Everything that qualifies as a daily driver.
Over time, I’ve tried to make sure that the programs I frequently work with are the ones I enjoy interacting with. Even if only a few of them are truly perfect (I’ve highlighted those with a RECOMMENDED
tag), everything on this list had to pass the bar of “daily driver”. Social media excluded.
Screenshots provided for the more niche apps. For a general list of “good apps”, see mac.joodaloop.com.
Casual
Arc
There’s not much love lost between the Browser Company and me, but Arc continues to offer a combination of things I can’t find elsewhere (Ctrl + Tab for switching between most recent tabs, sidebar with favorites, and a Chromium core).
Bear RECOMMENDED
It’s surprisingly difficult to make a good markdown editor. Bear does it by focusing only on the Apple ecosystem, and it does it very, very well. The paid version let’s me sync between devices, export notes as anything between an HTML file or JPEG, a bunch of themes, app icon variations, and OCR search for PDFs and images..
Notes aren’t “local” in the “on my filesystem” way, but it’s a small price to pay for excellent sync and version conflict handling (they never delete a conflicted version, you get to manage them manually), and you can always export them whenever you want.
Bitwarden RECOMMENDED
Free and open-source password manager.
Craft
For shared documents. Native apps for all devices, good ergonomics and aesthetics.
Garageband RECOMMENDED
Someday I will learn to use an proper DAW, until then I will tap and swipe tracks in place on my iPad.
NetNewsWire RECOMMENDED
RSS reader for MacOS/iOS. Probably the oldest bit of software on this list, it first launched over a decade and it’s been fully open-source since 2018. Customizable, dependable, solid design. The epitome of “it just works”.
I made some themes for it, because the default ones aren’t that great.
Nota RECOMMENDED
Really snappy app for editing actual Markdown files, as minimal as they come with a very capable command menu and instant search. Primarily the files that make up the website you’re reading right now.
Telegram RECOMMENDED
Easily the best-designed messaging app. I run a pretty cool micro-blogging platform on top of it, as well as most of my conversations with internet friends.
tldraw RECOMMENDED
The nicest canvas app on the web. By far. Also an SDK, if you want to use it in an app of your own.
Spotify
Shared playlists and infinite catalogues are great, but I still dream of going back to local music collections. Either I make an app for that someday or wait for Overtone to finally launch.
Utilities
Alfred
Spotlight replacement. It is fast, the first time I used it felt like a jumpscare. Files are searched at “speed of type”. And it has a single-purchase license for the Pro version.
Day Progress
Turns out I need this to take the passage of time seriously.
Google AI Studio
They’re giving away Gemini 2.5 Pro for free.
Iris
An LLM in a floating window. For quick code snippet rewrites or explainers.
Rectangle RECOMMENDED
People love complaining about the Mac’s lack of window management, but Rectangle literally exists. It’s free and does what I needed it to do. CTRL + ⌥ + key
to snap windows wherever you want to, with near-complete customization.
Shottr RECOMMENDED
Excellent screenshot tool. Provides a color picker, quick copy, annotation, OCR, scrolling screenshots, etc.
Sitesucker
Mac app that downloads entire websites. I use it to create a local copy of text-heavy sites (like Shalizi’s notebooks) to browse through at my leisure, without the slow network request between page navigations. It even has a “URL Constraint” setting to download one section of a site, so I could download just the /notebooks section of the site.
Stats
Menu bar app for keeping an eye on system stats, is an open-source alternative to iStats.
Work
Figma
About half my “work” is done through mockups.
Google Meet
The Alphabet Inc. consumer surplus knows no bounds. Zoom delenda est.

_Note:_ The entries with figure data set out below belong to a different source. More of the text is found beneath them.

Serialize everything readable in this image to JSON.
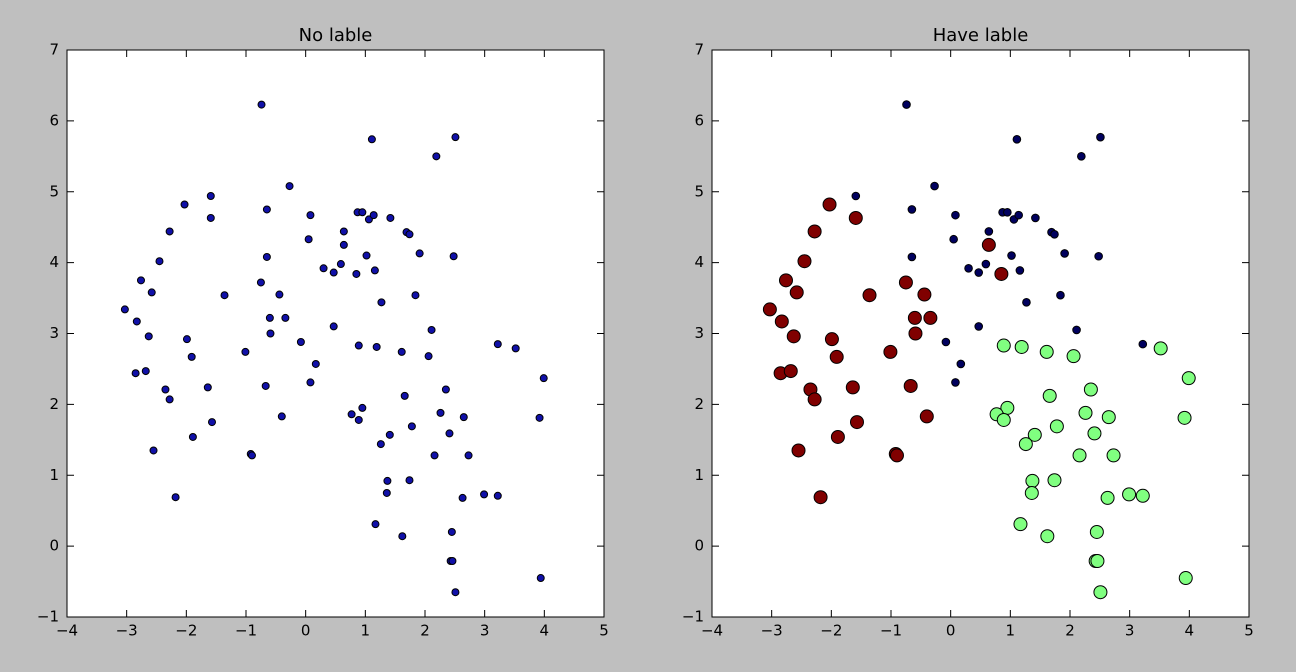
{
  "chart_data": [
    {
      "type": "scatter",
      "title": "No lable",
      "xlim": [
        -4,
        5
      ],
      "ylim": [
        -1,
        7
      ],
      "xticks": [
        {
          "value": -4,
          "label": "−4"
        },
        {
          "value": -3,
          "label": "−3"
        },
        {
          "value": -2,
          "label": "−2"
        },
        {
          "value": -1,
          "label": "−1"
        },
        0,
        1,
        2,
        3,
        4,
        5
      ],
      "yticks": [
        {
          "value": -1,
          "label": "−1"
        },
        0,
        1,
        2,
        3,
        4,
        5,
        6,
        7
      ],
      "series": [
        {
          "color": "#1010a8",
          "x": [
            -0.74,
            1.11,
            2.51,
            2.19,
            -0.27,
            -1.59,
            -0.65,
            0.08,
            0.87,
            0.95,
            1.06,
            1.14,
            1.42,
            1.69,
            1.74,
            0.64,
            0.05,
            -0.65,
            1.02,
            1.91,
            2.48,
            0.3,
            0.47,
            0.59,
            1.16,
            1.27,
            1.84,
            0.47,
            2.11,
            -0.08,
            3.22,
            0.17,
            0.08,
            -2.03,
            -1.59,
            -2.28,
            0.64,
            -2.45,
            0.85,
            -2.76,
            -0.75,
            -2.58,
            -1.36,
            -0.44,
            -3.03,
            -2.83,
            -0.6,
            -0.34,
            -2.63,
            -0.59,
            -1.99,
            -1.01,
            -1.91,
            -2.85,
            -2.68,
            -0.67,
            -1.64,
            -2.35,
            -2.28,
            -1.89,
            -0.4,
            -1.57,
            -2.55,
            -0.92,
            -0.9,
            -2.18,
            0.89,
            1.19,
            3.52,
            1.61,
            2.06,
            3.99,
            2.35,
            1.66,
            0.95,
            0.77,
            0.89,
            2.26,
            2.65,
            3.92,
            1.78,
            2.41,
            1.41,
            1.26,
            2.16,
            2.73,
            1.37,
            1.74,
            1.36,
            2.63,
            2.99,
            3.22,
            1.17,
            1.62,
            2.45,
            2.43,
            2.46,
            3.94,
            2.51
          ],
          "values": [
            6.23,
            5.74,
            5.77,
            5.5,
            5.08,
            4.94,
            4.75,
            4.67,
            4.71,
            4.71,
            4.61,
            4.67,
            4.63,
            4.43,
            4.4,
            4.44,
            4.33,
            4.08,
            4.1,
            4.13,
            4.09,
            3.92,
            3.86,
            3.98,
            3.89,
            3.44,
            3.54,
            3.1,
            3.05,
            2.88,
            2.85,
            2.57,
            2.31,
            4.82,
            4.63,
            4.44,
            4.25,
            4.02,
            3.84,
            3.75,
            3.72,
            3.58,
            3.54,
            3.55,
            3.34,
            3.17,
            3.22,
            3.22,
            2.96,
            3.0,
            2.92,
            2.74,
            2.67,
            2.44,
            2.47,
            2.26,
            2.24,
            2.21,
            2.07,
            1.54,
            1.83,
            1.75,
            1.35,
            1.3,
            1.28,
            0.69,
            2.83,
            2.81,
            2.79,
            2.74,
            2.68,
            2.37,
            2.21,
            2.12,
            1.95,
            1.86,
            1.78,
            1.88,
            1.82,
            1.81,
            1.69,
            1.59,
            1.57,
            1.44,
            1.28,
            1.28,
            0.92,
            0.93,
            0.75,
            0.68,
            0.73,
            0.71,
            0.31,
            0.14,
            0.2,
            -0.21,
            -0.21,
            -0.45,
            -0.65
          ]
        }
      ]
    },
    {
      "type": "scatter",
      "title": "Have lable",
      "xlim": [
        -4,
        5
      ],
      "ylim": [
        -1,
        7
      ],
      "xticks": [
        {
          "value": -4,
          "label": "−4"
        },
        {
          "value": -3,
          "label": "−3"
        },
        {
          "value": -2,
          "label": "−2"
        },
        {
          "value": -1,
          "label": "−1"
        },
        0,
        1,
        2,
        3,
        4,
        5
      ],
      "yticks": [
        {
          "value": -1,
          "label": "−1"
        },
        0,
        1,
        2,
        3,
        4,
        5,
        6,
        7
      ],
      "series": [
        {
          "color": "#00005e",
          "x": [
            -0.74,
            1.11,
            2.51,
            2.19,
            -0.27,
            -1.59,
            -0.65,
            0.08,
            0.87,
            0.95,
            1.06,
            1.14,
            1.42,
            1.69,
            1.74,
            0.64,
            0.05,
            -0.65,
            1.02,
            1.91,
            2.48,
            0.3,
            0.47,
            0.59,
            1.16,
            1.27,
            1.84,
            0.47,
            2.11,
            -0.08,
            3.22,
            0.17,
            0.08
          ],
          "values": [
            6.23,
            5.74,
            5.77,
            5.5,
            5.08,
            4.94,
            4.75,
            4.67,
            4.71,
            4.71,
            4.61,
            4.67,
            4.63,
            4.43,
            4.4,
            4.44,
            4.33,
            4.08,
            4.1,
            4.13,
            4.09,
            3.92,
            3.86,
            3.98,
            3.89,
            3.44,
            3.54,
            3.1,
            3.05,
            2.88,
            2.85,
            2.57,
            2.31
          ]
        },
        {
          "color": "#800000",
          "x": [
            -2.03,
            -1.59,
            -2.28,
            0.64,
            -2.45,
            0.85,
            -2.76,
            -0.75,
            -2.58,
            -1.36,
            -0.44,
            -3.03,
            -2.83,
            -0.6,
            -0.34,
            -2.63,
            -0.59,
            -1.99,
            -1.01,
            -1.91,
            -2.85,
            -2.68,
            -0.67,
            -1.64,
            -2.35,
            -2.28,
            -1.89,
            -0.4,
            -1.57,
            -2.55,
            -0.92,
            -0.9,
            -2.18
          ],
          "values": [
            4.82,
            4.63,
            4.44,
            4.25,
            4.02,
            3.84,
            3.75,
            3.72,
            3.58,
            3.54,
            3.55,
            3.34,
            3.17,
            3.22,
            3.22,
            2.96,
            3.0,
            2.92,
            2.74,
            2.67,
            2.44,
            2.47,
            2.26,
            2.24,
            2.21,
            2.07,
            1.54,
            1.83,
            1.75,
            1.35,
            1.3,
            1.28,
            0.69
          ]
        },
        {
          "color": "#80ff80",
          "x": [
            0.89,
            1.19,
            3.52,
            1.61,
            2.06,
            3.99,
            2.35,
            1.66,
            0.95,
            0.77,
            0.89,
            2.26,
            2.65,
            3.92,
            1.78,
            2.41,
            1.41,
            1.26,
            2.16,
            2.73,
            1.37,
            1.74,
            1.36,
            2.63,
            2.99,
            3.22,
            1.17,
            1.62,
            2.45,
            2.43,
            2.46,
            3.94,
            2.51
          ],
          "values": [
            2.83,
            2.81,
            2.79,
            2.74,
            2.68,
            2.37,
            2.21,
            2.12,
            1.95,
            1.86,
            1.78,
            1.88,
            1.82,
            1.81,
            1.69,
            1.59,
            1.57,
            1.44,
            1.28,
            1.28,
            0.92,
            0.93,
            0.75,
            0.68,
            0.73,
            0.71,
            0.31,
            0.14,
            0.2,
            -0.21,
            -0.21,
            -0.45,
            -0.65
          ]
        }
      ]
    }
  ]
}
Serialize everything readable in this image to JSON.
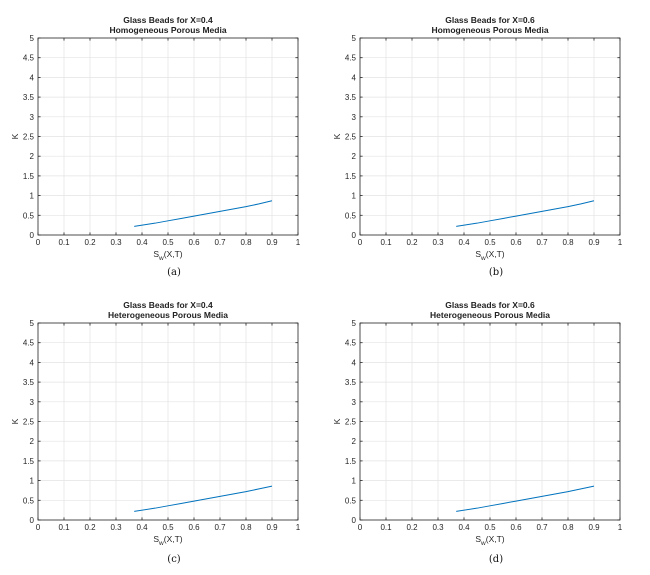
{
  "chart_data": [
    {
      "type": "line",
      "title": "Glass Beads for X=0.4",
      "subtitle": "Homogeneous Porous Media",
      "xlabel_main": "S",
      "xlabel_sub": "w",
      "xlabel_rest": "(X,T)",
      "ylabel": "K",
      "xlim": [
        0,
        1
      ],
      "ylim": [
        0,
        5
      ],
      "xticks": [
        "0",
        "0.1",
        "0.2",
        "0.3",
        "0.4",
        "0.5",
        "0.6",
        "0.7",
        "0.8",
        "0.9",
        "1"
      ],
      "yticks": [
        "0",
        "0.5",
        "1",
        "1.5",
        "2",
        "2.5",
        "3",
        "3.5",
        "4",
        "4.5",
        "5"
      ],
      "grid": true,
      "caption": "(a)",
      "series": [
        {
          "color": "#0072BD",
          "x": [
            0.37,
            0.45,
            0.5,
            0.55,
            0.6,
            0.65,
            0.7,
            0.75,
            0.8,
            0.85,
            0.9
          ],
          "y": [
            0.22,
            0.3,
            0.36,
            0.42,
            0.48,
            0.54,
            0.6,
            0.66,
            0.72,
            0.79,
            0.87
          ]
        }
      ]
    },
    {
      "type": "line",
      "title": "Glass Beads for X=0.6",
      "subtitle": "Homogeneous Porous Media",
      "xlabel_main": "S",
      "xlabel_sub": "w",
      "xlabel_rest": "(X,T)",
      "ylabel": "K",
      "xlim": [
        0,
        1
      ],
      "ylim": [
        0,
        5
      ],
      "xticks": [
        "0",
        "0.1",
        "0.2",
        "0.3",
        "0.4",
        "0.5",
        "0.6",
        "0.7",
        "0.8",
        "0.9",
        "1"
      ],
      "yticks": [
        "0",
        "0.5",
        "1",
        "1.5",
        "2",
        "2.5",
        "3",
        "3.5",
        "4",
        "4.5",
        "5"
      ],
      "grid": true,
      "caption": "(b)",
      "series": [
        {
          "color": "#0072BD",
          "x": [
            0.37,
            0.45,
            0.5,
            0.55,
            0.6,
            0.65,
            0.7,
            0.75,
            0.8,
            0.85,
            0.9
          ],
          "y": [
            0.22,
            0.3,
            0.36,
            0.42,
            0.48,
            0.54,
            0.6,
            0.66,
            0.72,
            0.79,
            0.87
          ]
        }
      ]
    },
    {
      "type": "line",
      "title": "Glass Beads for X=0.4",
      "subtitle": "Heterogeneous Porous Media",
      "xlabel_main": "S",
      "xlabel_sub": "w",
      "xlabel_rest": "(X,T)",
      "ylabel": "K",
      "xlim": [
        0,
        1
      ],
      "ylim": [
        0,
        5
      ],
      "xticks": [
        "0",
        "0.1",
        "0.2",
        "0.3",
        "0.4",
        "0.5",
        "0.6",
        "0.7",
        "0.8",
        "0.9",
        "1"
      ],
      "yticks": [
        "0",
        "0.5",
        "1",
        "1.5",
        "2",
        "2.5",
        "3",
        "3.5",
        "4",
        "4.5",
        "5"
      ],
      "grid": true,
      "caption": "(c)",
      "series": [
        {
          "color": "#0072BD",
          "x": [
            0.37,
            0.45,
            0.5,
            0.55,
            0.6,
            0.65,
            0.7,
            0.75,
            0.8,
            0.85,
            0.9
          ],
          "y": [
            0.22,
            0.3,
            0.36,
            0.42,
            0.48,
            0.54,
            0.6,
            0.66,
            0.72,
            0.79,
            0.86
          ]
        }
      ]
    },
    {
      "type": "line",
      "title": "Glass Beads for X=0.6",
      "subtitle": "Heterogeneous Porous Media",
      "xlabel_main": "S",
      "xlabel_sub": "w",
      "xlabel_rest": "(X,T)",
      "ylabel": "K",
      "xlim": [
        0,
        1
      ],
      "ylim": [
        0,
        5
      ],
      "xticks": [
        "0",
        "0.1",
        "0.2",
        "0.3",
        "0.4",
        "0.5",
        "0.6",
        "0.7",
        "0.8",
        "0.9",
        "1"
      ],
      "yticks": [
        "0",
        "0.5",
        "1",
        "1.5",
        "2",
        "2.5",
        "3",
        "3.5",
        "4",
        "4.5",
        "5"
      ],
      "grid": true,
      "caption": "(d)",
      "series": [
        {
          "color": "#0072BD",
          "x": [
            0.37,
            0.45,
            0.5,
            0.55,
            0.6,
            0.65,
            0.7,
            0.75,
            0.8,
            0.85,
            0.9
          ],
          "y": [
            0.22,
            0.3,
            0.36,
            0.42,
            0.48,
            0.54,
            0.6,
            0.66,
            0.72,
            0.79,
            0.86
          ]
        }
      ]
    }
  ]
}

Yeah, the Apple one. I only write a handful of emails a week and like having a dedicated native app and notifications.
Sublime Text
For writing HTML like it’s the good old days.
Wise RECOMMENDED
Cross-border payments. They even give you an American bank account for ACH and wires.
Dev tools
fish shell
I use fish for two reasons — the first is because it’s called “fish”, the second is for out-of-the-box autocomplete for filesystem routes and previous commands.
Ghostty RECOMMENDED
Native terminal that respects the platform’s conventions.
TablePlus
Database interface, for popping the hood open on the occasional SQLite file (I recommend making copies of your browser history file btw!) or connecting to remote Postgres instance.
Zed
Default IDE. The startup times are instant, the Typescript LSP is decent, and it makes most things ergonomic enough that I can excuse the small papercuts and lack of extensions. If the project dies I’m happy to return to VSCode, but I will enjoy the lower memory usage and until then.
Misc. CLI tools
- zoxide – remembers which directories you use most frequently, so you can “jump” to them in just a few keystrokes.
- bun – Javascript package manager and runtime
I use Monokai Pro as my theme everywhere I can, and the classic variation if not.